Non è nostro intento creare allarmismi, ma è evidente che i grandi balzi di PIL di USA, Cina, Italia stessa rischiano di essere vanificati dall’inflazione galoppante; in questi frangenti le manovre di politica monetaria sono quanto mai importanti (evitando la retorica delle banche centrali che da mesi parlano di inflazione “transitoria”, visto che con il perdurare dei problemi nella catena di approvvigionamento, e nel rincaro dei costi per le materie prime non si può prevedere una data precisa di normalizzazione).

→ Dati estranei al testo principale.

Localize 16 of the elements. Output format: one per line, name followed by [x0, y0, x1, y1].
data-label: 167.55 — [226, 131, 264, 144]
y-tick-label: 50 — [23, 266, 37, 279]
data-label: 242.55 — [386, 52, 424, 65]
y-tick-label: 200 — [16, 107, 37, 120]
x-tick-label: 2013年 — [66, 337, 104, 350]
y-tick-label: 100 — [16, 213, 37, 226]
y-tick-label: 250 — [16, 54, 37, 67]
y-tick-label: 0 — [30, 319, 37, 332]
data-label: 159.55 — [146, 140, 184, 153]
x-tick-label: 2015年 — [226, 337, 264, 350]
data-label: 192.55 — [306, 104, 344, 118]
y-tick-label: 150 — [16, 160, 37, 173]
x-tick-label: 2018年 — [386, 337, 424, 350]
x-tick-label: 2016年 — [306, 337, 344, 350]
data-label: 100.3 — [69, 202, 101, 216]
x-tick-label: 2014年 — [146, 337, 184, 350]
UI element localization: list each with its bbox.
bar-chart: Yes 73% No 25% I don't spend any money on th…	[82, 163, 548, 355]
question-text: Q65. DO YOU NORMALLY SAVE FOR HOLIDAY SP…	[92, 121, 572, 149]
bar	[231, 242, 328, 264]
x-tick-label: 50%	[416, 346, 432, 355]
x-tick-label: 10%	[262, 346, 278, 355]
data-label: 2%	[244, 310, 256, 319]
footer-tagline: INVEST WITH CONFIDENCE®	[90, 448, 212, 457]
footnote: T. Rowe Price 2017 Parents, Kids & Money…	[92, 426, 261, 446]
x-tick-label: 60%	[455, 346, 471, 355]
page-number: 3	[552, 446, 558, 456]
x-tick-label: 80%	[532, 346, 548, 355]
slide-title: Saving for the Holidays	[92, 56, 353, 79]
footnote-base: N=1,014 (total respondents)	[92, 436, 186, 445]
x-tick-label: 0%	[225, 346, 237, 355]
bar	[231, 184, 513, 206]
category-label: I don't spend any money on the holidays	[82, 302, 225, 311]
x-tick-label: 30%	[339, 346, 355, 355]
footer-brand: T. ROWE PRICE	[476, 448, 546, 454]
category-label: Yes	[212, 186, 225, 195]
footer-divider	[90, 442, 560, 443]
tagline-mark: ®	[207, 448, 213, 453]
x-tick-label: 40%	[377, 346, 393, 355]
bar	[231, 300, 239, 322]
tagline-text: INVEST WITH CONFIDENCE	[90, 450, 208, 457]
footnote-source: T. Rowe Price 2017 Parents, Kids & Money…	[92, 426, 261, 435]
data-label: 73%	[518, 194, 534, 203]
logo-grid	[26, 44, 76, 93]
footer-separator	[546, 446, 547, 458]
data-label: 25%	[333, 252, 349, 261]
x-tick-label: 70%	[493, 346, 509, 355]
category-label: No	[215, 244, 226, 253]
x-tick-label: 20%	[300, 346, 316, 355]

A fare delle prime, piccole mosse sono state la FED con l’avvio del tapering (ovvero la riduzione graduale degli stimoli monetari sui mercati finanziari tramite l’acquisto di titoli sia pubblici che privati) a partire da questo mese per arrivare alla sospensione totale alla fine di giugno 2022, nell’ottica di evitare lo scoppio di una possibile bolla speculativa considerando il livello davvero elevato dei principali indici di borsa, e la BCE che ha annunciato tramite la sua presidente, Christine Lagarde, una riduzione del PEEP limitando gli acquisti di titoli a partire dallo scorso ottobre, senza però prevedere un tapering con date certe.

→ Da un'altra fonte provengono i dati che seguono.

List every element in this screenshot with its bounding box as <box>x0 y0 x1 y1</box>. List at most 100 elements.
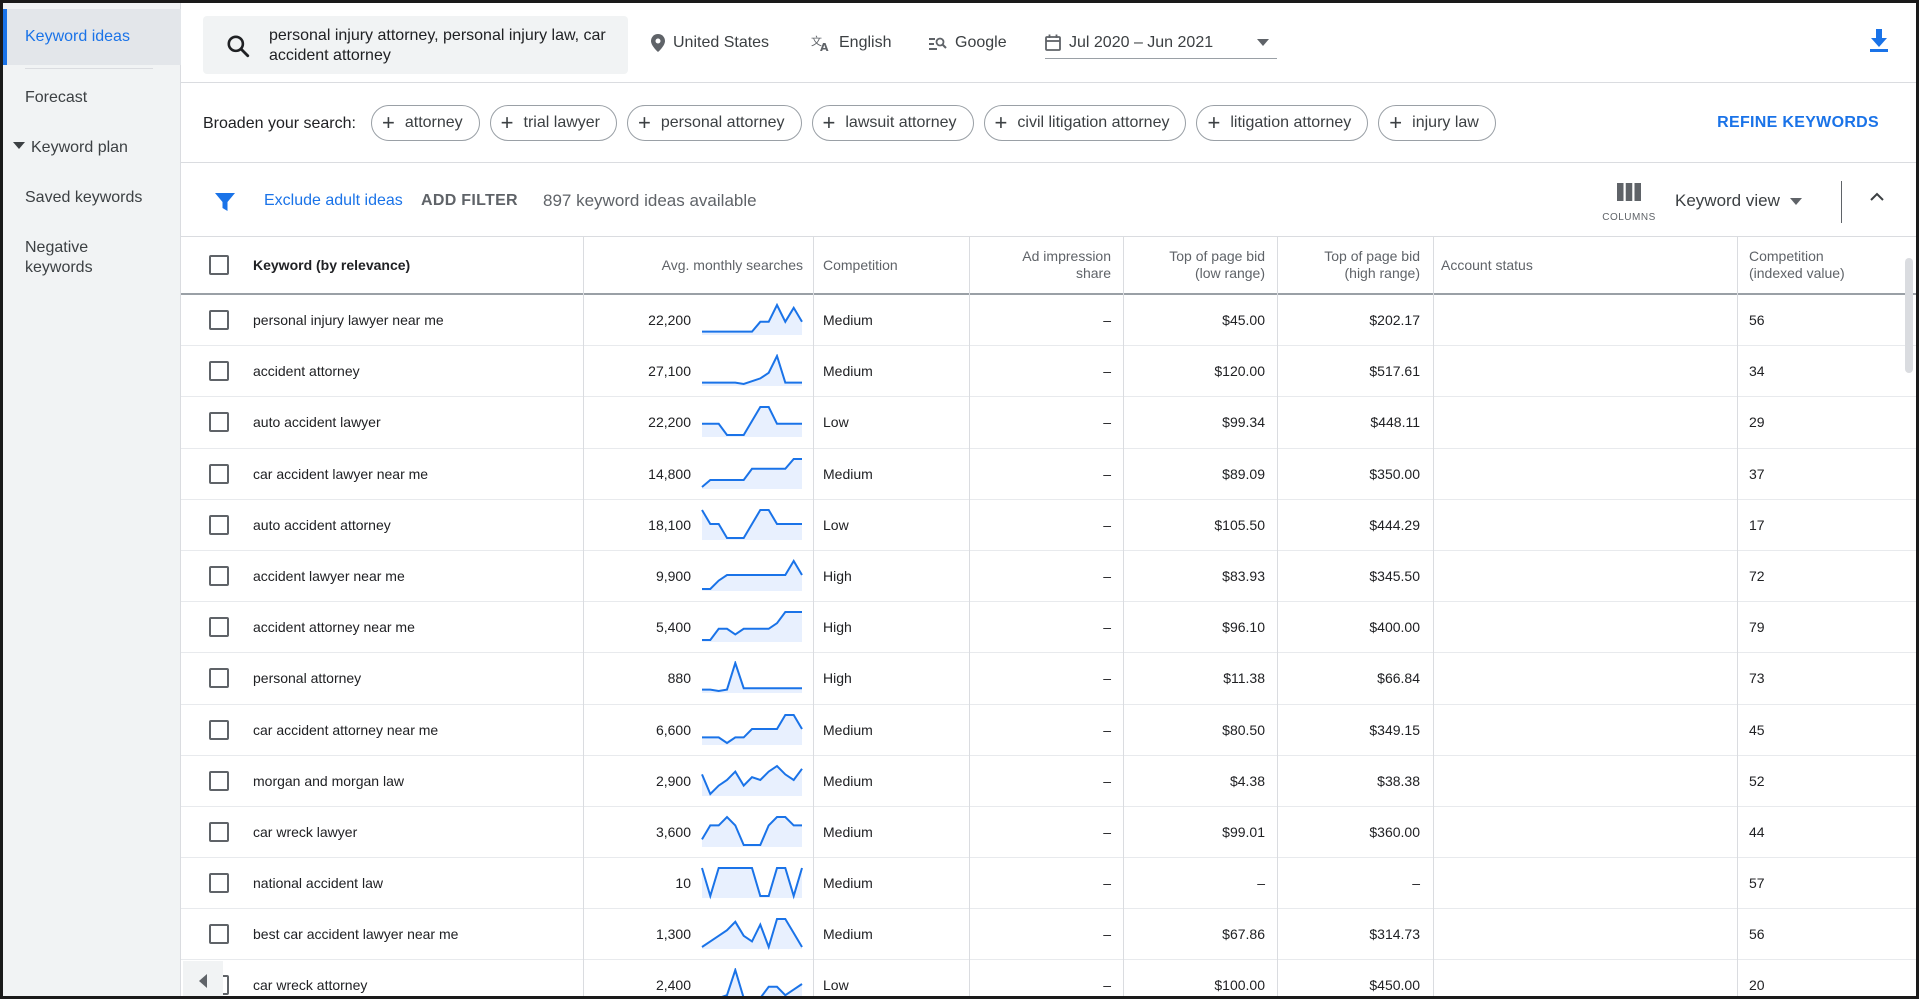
row-checkbox[interactable] <box>209 719 229 740</box>
table-row[interactable]: accident attorney near me 5,400 High – $96.1… <box>181 602 1916 654</box>
date-range-label: Jul 2020 – Jun 2021 <box>1069 33 1214 51</box>
competition-index-cell: 52 <box>1749 772 1765 789</box>
filter-icon[interactable] <box>215 192 235 212</box>
row-checkbox[interactable] <box>209 873 229 894</box>
high-bid-cell: $444.29 <box>1369 516 1420 533</box>
row-checkbox[interactable] <box>209 361 229 382</box>
col-header-competition[interactable]: Competition <box>823 256 898 273</box>
sidebar-item-label: Negative keywords <box>25 239 93 276</box>
broaden-chip[interactable]: + trial lawyer <box>489 105 617 141</box>
table-row[interactable]: personal attorney 880 High – $11.38 $66.84 73 <box>181 653 1916 705</box>
sparkline-line <box>701 918 803 951</box>
table-row[interactable]: auto accident lawyer 22,200 Low – $99.34 $448… <box>181 397 1916 449</box>
sparkline-area <box>702 305 802 335</box>
header-line: (low range) <box>1194 265 1265 281</box>
low-bid-cell: $80.50 <box>1222 721 1265 738</box>
trend-sparkline <box>702 558 803 591</box>
col-header-ad-impression-share[interactable]: Ad impression share <box>971 237 1111 293</box>
competition-index-cell: 34 <box>1749 363 1765 380</box>
chip-label: lawsuit attorney <box>845 114 957 131</box>
sidebar-item-keyword-ideas[interactable]: Keyword ideas <box>3 9 181 65</box>
col-header-keyword[interactable]: Keyword (by relevance) <box>253 256 411 273</box>
ad-impression-share-cell: – <box>1103 414 1111 431</box>
vertical-scrollbar[interactable] <box>1905 258 1913 373</box>
table-row[interactable]: accident lawyer near me 9,900 High – $83.93 $… <box>181 551 1916 603</box>
table-row[interactable]: car accident lawyer near me 14,800 Medium –… <box>181 449 1916 500</box>
low-bid-cell: $105.50 <box>1214 516 1265 533</box>
col-header-high-bid[interactable]: Top of page bid (high range) <box>1275 237 1420 293</box>
col-header-avg-monthly-searches[interactable]: Avg. monthly searches <box>661 256 803 273</box>
network-selector[interactable]: Google <box>929 31 1007 55</box>
broaden-chip[interactable]: + lawsuit attorney <box>811 105 974 141</box>
row-checkbox[interactable] <box>209 565 229 586</box>
broaden-chip[interactable]: + civil litigation attorney <box>983 105 1187 141</box>
row-checkbox[interactable] <box>209 463 229 484</box>
table-row[interactable]: car wreck attorney 2,400 Low – $100.00 $450.0… <box>181 960 1916 996</box>
row-checkbox[interactable] <box>209 668 229 689</box>
table-row[interactable]: auto accident attorney 18,100 Low – $105.50 $… <box>181 500 1916 551</box>
table-row[interactable]: accident attorney 27,100 Medium – $120.00 $51… <box>181 346 1916 398</box>
broaden-chip[interactable]: + injury law <box>1378 105 1496 141</box>
low-bid-cell: $11.38 <box>1223 670 1265 687</box>
table-row[interactable]: morgan and morgan law 2,900 Medium – $4.38 $3… <box>181 756 1916 807</box>
sidebar-item-negative-keywords[interactable]: Negative keywords <box>3 238 133 278</box>
exclude-adult-ideas-filter[interactable]: Exclude adult ideas <box>264 192 403 209</box>
col-header-competition-indexed[interactable]: Competition (indexed value) <box>1749 237 1909 293</box>
row-checkbox[interactable] <box>209 412 229 433</box>
high-bid-cell: $66.84 <box>1377 670 1420 687</box>
sidebar-item-forecast[interactable]: Forecast <box>3 88 181 108</box>
sidebar-item-keyword-plan[interactable]: Keyword plan <box>3 138 181 158</box>
avg-searches-cell: 14,800 <box>648 465 691 482</box>
location-selector[interactable]: United States <box>651 31 769 55</box>
add-filter-button[interactable]: ADD FILTER <box>421 192 518 209</box>
broaden-chip[interactable]: + litigation attorney <box>1196 105 1369 141</box>
sparkline-line <box>701 815 802 846</box>
high-bid-cell: $349.15 <box>1369 721 1420 738</box>
low-bid-cell: $100.00 <box>1214 977 1265 994</box>
filter-bar: Exclude adult ideas ADD FILTER 897 keywo… <box>181 165 1916 237</box>
sparkline-line <box>701 867 803 900</box>
sparkline-area <box>702 816 802 847</box>
search-input[interactable]: personal injury attorney, personal injur… <box>269 27 606 64</box>
high-bid-cell: $517.61 <box>1369 363 1420 380</box>
col-header-low-bid[interactable]: Top of page bid (low range) <box>1121 237 1265 293</box>
row-checkbox[interactable] <box>209 821 229 842</box>
trend-sparkline <box>701 918 803 951</box>
column-divider <box>969 237 970 996</box>
high-bid-cell: $314.73 <box>1369 926 1420 943</box>
columns-label: COLUMNS <box>1602 212 1656 223</box>
download-icon[interactable] <box>1869 29 1889 53</box>
sparkline-line <box>702 661 802 693</box>
plus-icon: + <box>994 110 1008 135</box>
date-range-selector[interactable]: Jul 2020 – Jun 2021 <box>1045 27 1277 59</box>
sidebar-item-saved-keywords[interactable]: Saved keywords <box>3 188 181 208</box>
row-checkbox[interactable] <box>209 310 229 330</box>
chevron-up-icon[interactable] <box>1869 191 1885 203</box>
sparkline-line <box>722 968 803 996</box>
table-row[interactable]: personal injury lawyer near me 22,200 Medi… <box>181 295 1916 347</box>
scroll-left-button[interactable] <box>183 961 223 996</box>
select-all-checkbox[interactable] <box>209 255 229 275</box>
high-bid-cell: $350.00 <box>1369 465 1420 482</box>
broaden-chip[interactable]: + personal attorney <box>627 105 802 141</box>
refine-keywords-button[interactable]: REFINE KEYWORDS <box>1717 114 1879 131</box>
trend-sparkline <box>701 815 802 847</box>
high-bid-cell: $345.50 <box>1369 567 1420 584</box>
row-checkbox[interactable] <box>209 770 229 791</box>
table-row[interactable]: car wreck lawyer 3,600 Medium – $99.01 $360.0… <box>181 807 1916 859</box>
competition-cell: High <box>823 567 852 584</box>
plus-icon: + <box>1389 110 1403 135</box>
avg-searches-cell: 27,100 <box>648 363 691 380</box>
table-row[interactable]: national accident law 10 Medium – – – 57 <box>181 858 1916 910</box>
col-header-account-status[interactable]: Account status <box>1441 256 1533 273</box>
table-row[interactable]: car accident attorney near me 6,600 Medium… <box>181 705 1916 756</box>
keyword-view-dropdown[interactable]: Keyword view <box>1675 191 1802 211</box>
row-checkbox[interactable] <box>209 617 229 638</box>
table-row[interactable]: best car accident lawyer near me 1,300 Med… <box>181 909 1916 961</box>
row-checkbox[interactable] <box>209 514 229 535</box>
keyword-search-box[interactable]: personal injury attorney, personal injur… <box>203 16 628 74</box>
row-checkbox[interactable] <box>209 924 229 945</box>
broaden-chip[interactable]: + attorney <box>371 105 480 141</box>
columns-button[interactable]: COLUMNS <box>1599 183 1659 223</box>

Seppur in modo graduale per evitare “scompensi” di mercato, il tapering va bene ma bisogna anche capire come correggere la rotta di tiro dell’inflazione anche con manovre sui tassi di interesse, rivedendoli in maniera graduale al rialzo (la ricetta classica); ma per fare questo è necessario che i governi dei singoli paesi continuino ad attuare nel breve periodo politiche economiche di tipo espansivo e di stimolo all’economia perché il PIL possa reggere l’urto (con gli occhi puntati a non incrementare in modo dannoso i singoli debiti pubblici) . Un dato di fatto certo è che l’iniziale politica comune e coordinata fra le principali banche mondiali ad inizio pandemia, ora è ad un punto morto e questo preoccupa sia economisti che analisti, i quali aspettano la decisione dei prossimi giorni del board della FED per capire se Jerome Powell verrà riconfermato o sostituito; da lì vedremo le evoluzioni.

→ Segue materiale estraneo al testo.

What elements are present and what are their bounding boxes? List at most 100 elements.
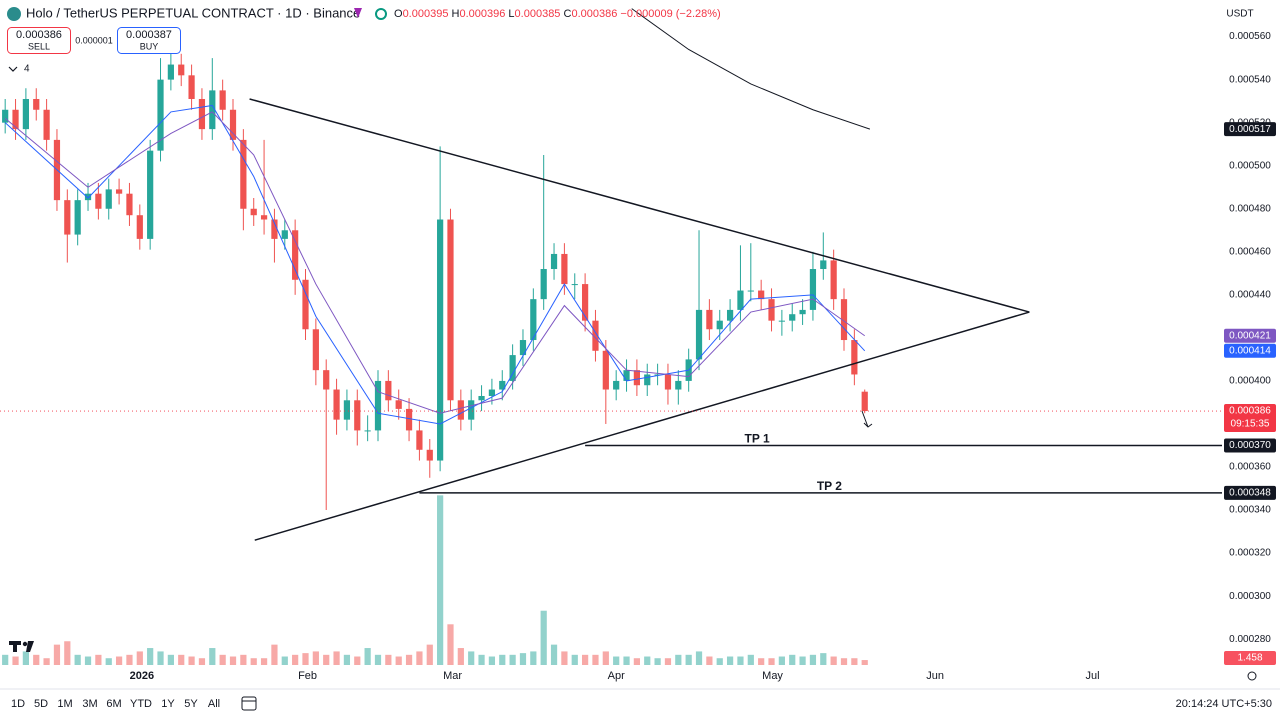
candle-body (84, 193, 92, 201)
candle-body (695, 309, 703, 360)
range-button[interactable]: 6M (106, 698, 121, 710)
volume-bar (851, 658, 858, 665)
volume-bar (147, 648, 154, 665)
target-label: TP 2 (817, 479, 842, 493)
volume-bar (488, 656, 496, 665)
volume-bar (613, 656, 620, 665)
range-button[interactable]: 1M (57, 698, 72, 710)
tv-logo (9, 641, 34, 652)
candle-body (716, 320, 723, 330)
candle-body (571, 284, 578, 286)
candle-body (22, 98, 29, 130)
candle-body (157, 79, 164, 151)
x-tick-label: Jun (926, 670, 944, 682)
volume-bar (778, 656, 785, 665)
volume-bar (799, 656, 806, 665)
price-tag (1224, 438, 1276, 453)
volume-bar (312, 651, 319, 665)
buy-button[interactable] (117, 27, 181, 54)
logo-part (26, 641, 34, 652)
candle-body (2, 109, 9, 123)
volume-bar (499, 654, 506, 665)
volume-bar (53, 644, 61, 665)
candle-body (488, 389, 496, 396)
range-button[interactable]: 1D (11, 698, 25, 710)
volume-bar (405, 654, 413, 665)
range-button[interactable]: 1Y (161, 698, 175, 710)
candle-body (809, 269, 817, 310)
candle-body (592, 320, 599, 351)
volume-bar (22, 651, 29, 665)
range-button[interactable]: 5Y (184, 698, 198, 710)
calendar-icon[interactable] (241, 696, 257, 711)
currency[interactable]: USDT (1226, 9, 1253, 20)
candle-body (613, 380, 620, 390)
y-tick-label: 0.000560 (1229, 31, 1271, 42)
x-tick-label: Feb (298, 670, 317, 682)
volume-bar (333, 651, 340, 665)
sell-button[interactable] (7, 27, 71, 54)
candle-body (623, 370, 630, 381)
candle-body (478, 395, 485, 401)
volume-bar (758, 658, 765, 665)
ohlc-label: C (564, 8, 572, 20)
volume-bar (33, 654, 40, 665)
candle-body (95, 193, 102, 209)
volume-bar (2, 654, 9, 665)
candle-body (147, 150, 154, 239)
candle-body (219, 90, 226, 110)
candle-body (333, 389, 340, 420)
ohlc-value: 0.000396 (459, 8, 505, 20)
candle-body (354, 400, 361, 431)
volume-bar (229, 656, 237, 665)
volume-bar (809, 654, 817, 665)
volume-bar (468, 651, 475, 665)
volume-bar (654, 658, 661, 665)
ohlc-label: L (508, 8, 514, 20)
candle-body (706, 309, 713, 330)
candle-body (499, 380, 506, 390)
volume-bar (644, 656, 651, 665)
collapse-chevron[interactable] (8, 66, 18, 72)
candle-body (561, 253, 568, 285)
candle-body (602, 350, 609, 390)
volume-bar (789, 654, 796, 665)
buy-label[interactable]: BUY (140, 41, 159, 51)
candle-body (229, 109, 237, 140)
candle-body (281, 230, 288, 239)
candle-body (437, 219, 444, 461)
logo-part (13, 641, 17, 652)
y-tick-label: 0.000320 (1229, 548, 1271, 559)
candle-body (385, 380, 392, 401)
candle-body (851, 340, 858, 375)
volume-bar (12, 656, 19, 665)
candle-body (136, 215, 143, 239)
candle-body (12, 109, 19, 130)
range-button[interactable]: All (208, 698, 220, 710)
candle-body (530, 299, 537, 341)
buy-price[interactable]: 0.000387 (126, 29, 172, 41)
volume-bar (540, 610, 547, 665)
indicator-count[interactable]: 4 (24, 64, 30, 75)
candle-body (447, 219, 454, 401)
settings-icon[interactable] (1247, 671, 1257, 681)
candle-body (726, 309, 734, 321)
sell-price[interactable]: 0.000386 (16, 29, 62, 41)
candle-body (302, 279, 309, 330)
volume-bar (509, 654, 516, 665)
range-button[interactable]: 5D (34, 698, 48, 710)
volume-bar (582, 654, 589, 665)
sell-label[interactable]: SELL (28, 41, 50, 51)
volume-bar (157, 651, 164, 665)
volume-bar (840, 658, 848, 665)
candle-body (209, 90, 216, 130)
range-button[interactable]: YTD (130, 698, 152, 710)
candle-body (405, 408, 413, 431)
volume-bar (861, 660, 868, 665)
moving-average (4, 104, 866, 425)
candle-body (457, 400, 464, 420)
candle-body (768, 299, 775, 321)
range-button[interactable]: 3M (82, 698, 97, 710)
candle-body (426, 449, 433, 461)
volume-bar (178, 654, 185, 665)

Concludendo è importate sottolineare che il concetto di “economia circolare” (ovvero un sistema economico in grado di potersi rigenerare da solo garantendo l’ecosostenibilità) prenda sempre più piede, in quanto riuscire a riciclare il più possibile i materiali che vengono usati nella produzione di beni, è un vantaggio notevole in termini di razionalizzazione dei costi, oltre a garantirci la possibilità di vivere in un ecosistema che riduce gli sprechi e migliora la qualità di vita dei propri appartenenti.